L’Uccello dalle piume di cristallo, opera prima del regista Dario Argento – siamo sempre nel 1970 – è un’altra prova del fuoco per Morricone, il quale impegna anche in questo caso il Gruppo di Improvvisazione Nuova Consonanza in esecuzioni funamboliche registrate mentre scorrono le immagini. La componente psichiatrica riguarda in questo film la schizofrenia dell’assassino, che fa la sua comparsa in una galleria d’arte, in cui sono esposte enigmatiche sculture di animali di grandi dimensioni. Ancora una volta il talento del compositore romano rende con le caratteristiche del linguaggio della musica contemporanea l’idea psicopatologica della scissione – difesa primaria della personalità schizofrenica – con migliore efficacia e precisione di qualsiasi descrizione nosografica.
Anche il protagonista del capolavoro di Elio Petri, Indagine su un cittadino al di sopra di ogni sospetto, è nel suo intimo abissalmente fragile e insicuro ad onta dell’atteggiamento inflessibile e vigoroso che ostenta.
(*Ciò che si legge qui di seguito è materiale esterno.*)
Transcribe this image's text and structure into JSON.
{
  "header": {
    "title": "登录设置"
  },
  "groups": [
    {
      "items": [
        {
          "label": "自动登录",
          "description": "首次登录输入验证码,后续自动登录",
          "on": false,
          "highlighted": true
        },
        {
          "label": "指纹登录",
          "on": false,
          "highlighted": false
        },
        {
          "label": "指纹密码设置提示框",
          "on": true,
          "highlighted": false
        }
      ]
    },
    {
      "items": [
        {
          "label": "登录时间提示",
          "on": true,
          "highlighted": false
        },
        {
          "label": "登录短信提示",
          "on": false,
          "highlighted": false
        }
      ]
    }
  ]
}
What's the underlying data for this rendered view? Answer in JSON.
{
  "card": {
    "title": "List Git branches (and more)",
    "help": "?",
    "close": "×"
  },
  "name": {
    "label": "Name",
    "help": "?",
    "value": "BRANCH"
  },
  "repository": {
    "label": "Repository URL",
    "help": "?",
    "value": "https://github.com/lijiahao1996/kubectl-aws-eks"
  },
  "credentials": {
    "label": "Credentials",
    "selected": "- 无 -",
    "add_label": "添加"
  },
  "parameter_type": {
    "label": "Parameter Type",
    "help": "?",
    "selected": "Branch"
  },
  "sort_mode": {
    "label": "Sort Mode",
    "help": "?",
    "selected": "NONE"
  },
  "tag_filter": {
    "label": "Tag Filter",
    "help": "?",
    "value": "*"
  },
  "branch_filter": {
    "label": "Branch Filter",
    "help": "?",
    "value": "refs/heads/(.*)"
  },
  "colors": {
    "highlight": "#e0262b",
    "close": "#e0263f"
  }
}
Il commissario di polizia dall’espressione dura, inneggiante all’ordine e alla repressione, è descritto in musica da Morricone con cinica precisione, dipingendo con un tema esposto da un pianoforte non troppo accordato, fuso con la metallica sonorità di un mandolino, il ritratto e al tempo stesso la caricatura dell’uomo di potere. Avvinti dal trascinante arrangiamento, siamo portati a cogliere attraverso la musica – con maggior chiarezza di quanto si possa evincere dalla sceneggiatura e dalle immagini – il carattere e il temperamento del soggetto, insieme al castello di sabbia delle certezze che ostenta.